Upon completion – which may take a couple of minutes – a new 16-bit linear DNG raw file will be created alongside the original, and a new collection will be created in Lightroom. If the original raw had existing edits made in Lightroom, then these will be carried over to the newly created DNG too.
Try it on old photos
DxO’s database of camera/lens corrections stretches back a couple of decades, so as well as using PureRaw on recently snapped images, it could also potentially breathe new life into older photos or those taken on inferior cameras/sensors. Drone photos are a case in point.
The professionals’ choice for raw editing
Capture One’s raw processing engine has always been its great strengths, and many users say it results in smoother, crisper, more natural-looking raws than Lightroom. Like Lightroom, it’s also a fully fledged cataloguing system for your image library, with a dedicated ‘Sessions’ command for housing different jobs. Local adjustments are intuitively laid out, with a layer-based approach that makes it easy to edit and organise them independently of one another. Capture One is available either as a one-time licence payment of £299, or as a subscription service for £24 per month.
Full details are at www.captureone.com/en
Capture One: the best new tools
Tethering has always been a strength, which is why it’s the editor of choice for lots of studio pros. Being able to see your photos instantly appear on screen as you shoot can save lots of time. The latest Capture One now lets you tether wirelessly with Canon cameras (other brands are to be added).
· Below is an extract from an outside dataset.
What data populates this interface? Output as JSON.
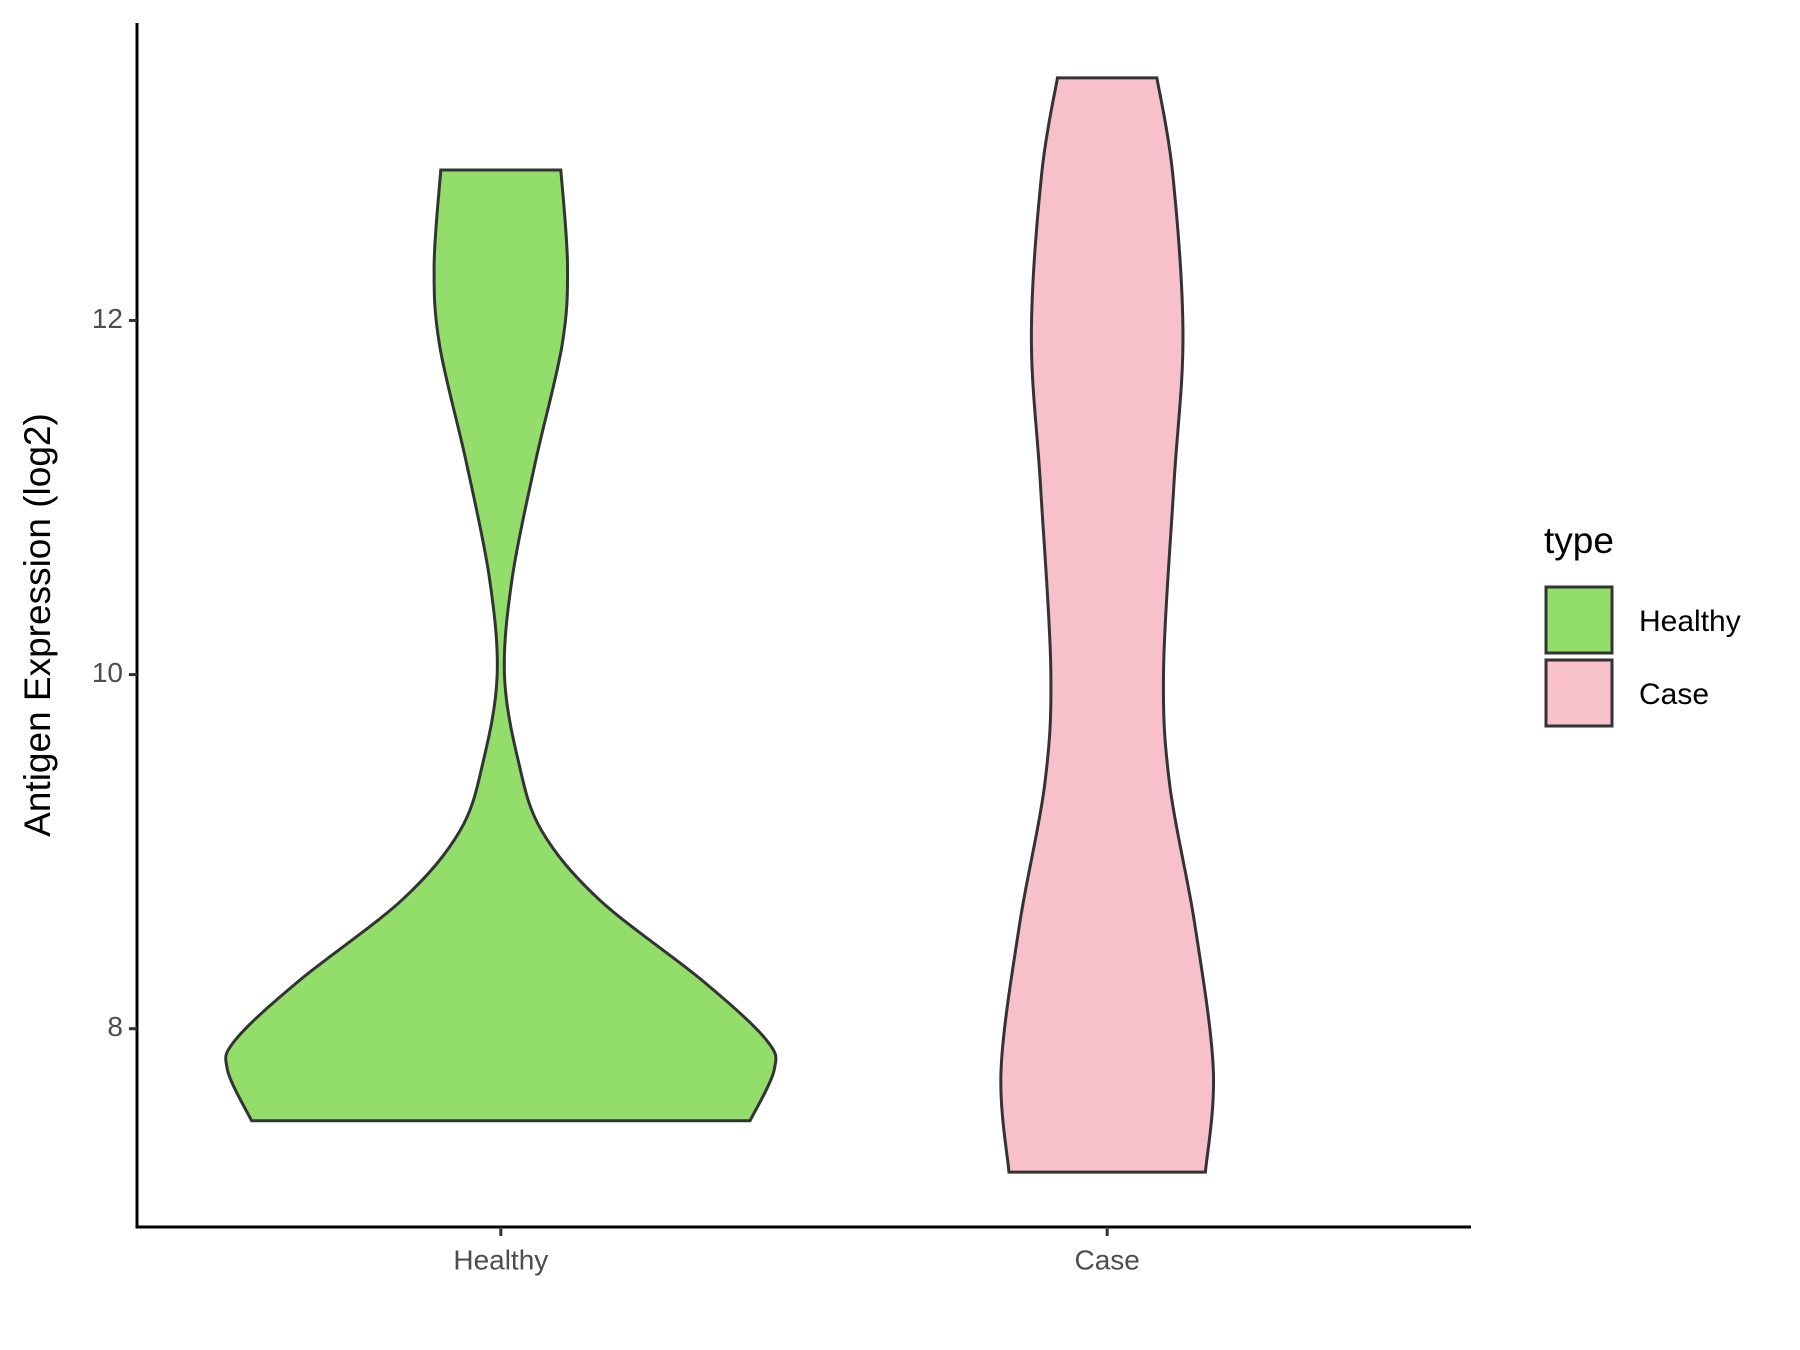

These handy presets let you paint adjustments over areas of your photos to quickly enhance them. Amongst the preset brushes are portrait effects like Iris Enhance or Whiten teeth. Simply choose a style brush then paint over areas to make targeted enhancements.
This handy feature works by enabling commonly used tonal tools with hotkeys, so you simply press the keyboard shortcut and then either drag, scroll or use the arrow keys. As such, you don’t have to start dragging sliders to make quick edits to your images.
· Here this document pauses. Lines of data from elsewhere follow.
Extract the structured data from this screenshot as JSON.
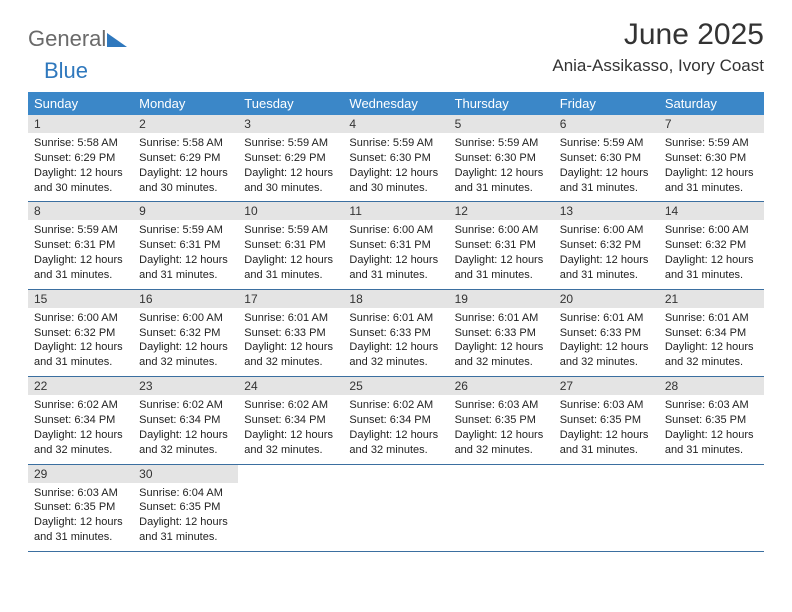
{
  "logo": {
    "part1": "General",
    "part2": "Blue"
  },
  "title": "June 2025",
  "location": "Ania-Assikasso, Ivory Coast",
  "colors": {
    "header_bg": "#3b87c8",
    "header_text": "#ffffff",
    "daynum_bg": "#e4e4e4",
    "row_border": "#3b6fa0",
    "logo_gray": "#6a6a6a",
    "logo_blue": "#2f78bd"
  },
  "weekdays": [
    "Sunday",
    "Monday",
    "Tuesday",
    "Wednesday",
    "Thursday",
    "Friday",
    "Saturday"
  ],
  "days": [
    {
      "n": "1",
      "sr": "5:58 AM",
      "ss": "6:29 PM",
      "dl": "12 hours and 30 minutes."
    },
    {
      "n": "2",
      "sr": "5:58 AM",
      "ss": "6:29 PM",
      "dl": "12 hours and 30 minutes."
    },
    {
      "n": "3",
      "sr": "5:59 AM",
      "ss": "6:29 PM",
      "dl": "12 hours and 30 minutes."
    },
    {
      "n": "4",
      "sr": "5:59 AM",
      "ss": "6:30 PM",
      "dl": "12 hours and 30 minutes."
    },
    {
      "n": "5",
      "sr": "5:59 AM",
      "ss": "6:30 PM",
      "dl": "12 hours and 31 minutes."
    },
    {
      "n": "6",
      "sr": "5:59 AM",
      "ss": "6:30 PM",
      "dl": "12 hours and 31 minutes."
    },
    {
      "n": "7",
      "sr": "5:59 AM",
      "ss": "6:30 PM",
      "dl": "12 hours and 31 minutes."
    },
    {
      "n": "8",
      "sr": "5:59 AM",
      "ss": "6:31 PM",
      "dl": "12 hours and 31 minutes."
    },
    {
      "n": "9",
      "sr": "5:59 AM",
      "ss": "6:31 PM",
      "dl": "12 hours and 31 minutes."
    },
    {
      "n": "10",
      "sr": "5:59 AM",
      "ss": "6:31 PM",
      "dl": "12 hours and 31 minutes."
    },
    {
      "n": "11",
      "sr": "6:00 AM",
      "ss": "6:31 PM",
      "dl": "12 hours and 31 minutes."
    },
    {
      "n": "12",
      "sr": "6:00 AM",
      "ss": "6:31 PM",
      "dl": "12 hours and 31 minutes."
    },
    {
      "n": "13",
      "sr": "6:00 AM",
      "ss": "6:32 PM",
      "dl": "12 hours and 31 minutes."
    },
    {
      "n": "14",
      "sr": "6:00 AM",
      "ss": "6:32 PM",
      "dl": "12 hours and 31 minutes."
    },
    {
      "n": "15",
      "sr": "6:00 AM",
      "ss": "6:32 PM",
      "dl": "12 hours and 31 minutes."
    },
    {
      "n": "16",
      "sr": "6:00 AM",
      "ss": "6:32 PM",
      "dl": "12 hours and 32 minutes."
    },
    {
      "n": "17",
      "sr": "6:01 AM",
      "ss": "6:33 PM",
      "dl": "12 hours and 32 minutes."
    },
    {
      "n": "18",
      "sr": "6:01 AM",
      "ss": "6:33 PM",
      "dl": "12 hours and 32 minutes."
    },
    {
      "n": "19",
      "sr": "6:01 AM",
      "ss": "6:33 PM",
      "dl": "12 hours and 32 minutes."
    },
    {
      "n": "20",
      "sr": "6:01 AM",
      "ss": "6:33 PM",
      "dl": "12 hours and 32 minutes."
    },
    {
      "n": "21",
      "sr": "6:01 AM",
      "ss": "6:34 PM",
      "dl": "12 hours and 32 minutes."
    },
    {
      "n": "22",
      "sr": "6:02 AM",
      "ss": "6:34 PM",
      "dl": "12 hours and 32 minutes."
    },
    {
      "n": "23",
      "sr": "6:02 AM",
      "ss": "6:34 PM",
      "dl": "12 hours and 32 minutes."
    },
    {
      "n": "24",
      "sr": "6:02 AM",
      "ss": "6:34 PM",
      "dl": "12 hours and 32 minutes."
    },
    {
      "n": "25",
      "sr": "6:02 AM",
      "ss": "6:34 PM",
      "dl": "12 hours and 32 minutes."
    },
    {
      "n": "26",
      "sr": "6:03 AM",
      "ss": "6:35 PM",
      "dl": "12 hours and 32 minutes."
    },
    {
      "n": "27",
      "sr": "6:03 AM",
      "ss": "6:35 PM",
      "dl": "12 hours and 31 minutes."
    },
    {
      "n": "28",
      "sr": "6:03 AM",
      "ss": "6:35 PM",
      "dl": "12 hours and 31 minutes."
    },
    {
      "n": "29",
      "sr": "6:03 AM",
      "ss": "6:35 PM",
      "dl": "12 hours and 31 minutes."
    },
    {
      "n": "30",
      "sr": "6:04 AM",
      "ss": "6:35 PM",
      "dl": "12 hours and 31 minutes."
    }
  ],
  "labels": {
    "sunrise": "Sunrise:",
    "sunset": "Sunset:",
    "daylight": "Daylight:"
  }
}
Discover a host of AI-powered tools
Artificial intelligence has changed image editing, and it’s a great leveller – you no longer need to be a Photoshop whizz to make complex changes to your photos. This beginner-friendly approach is epitomised by Skylum’s Luminar Neo. No other editor has embraced AI quite as wholeheartedly as Skylum, first with its pioneering Luminar AI app, and more recently with Luminar Neo.
While Neo offers similar tonal tools to other editors, there’s a greater emphasis on AI-powered photo editing, one-click edits and powerful auto-masking. Luminar Neo is available to buy for £59 (there is no free trial).
Full details are at skylum.com/luminar
Skylum pioneered the sky replacement tool. Despite Adobe following suit with a similar feature in Photoshop, the version in Luminar Neo is still superior, especially as it detects and replaces reflections of skies in water. Simply choose a sky, tweak the position and fine-tune the tones to suit.
Auto-fix power lines
Power lines are annoying to fix, so why bother? This tool employs AI to detect and remove them for you. There’s a similar Sensor Mark tool that detects and fixes those too. Even if it doesn’t work perfectly every time you can simply finish off with the erase tool, so it’s a huge timesaver.
Several tools in Luminar Neo feature AI masking. This analyses the image and creates masks for every object or area it detects. Here it has made masks for the sky, water, mountains and flora. Once chosen, we can go on to enhance these areas using Luminar tools.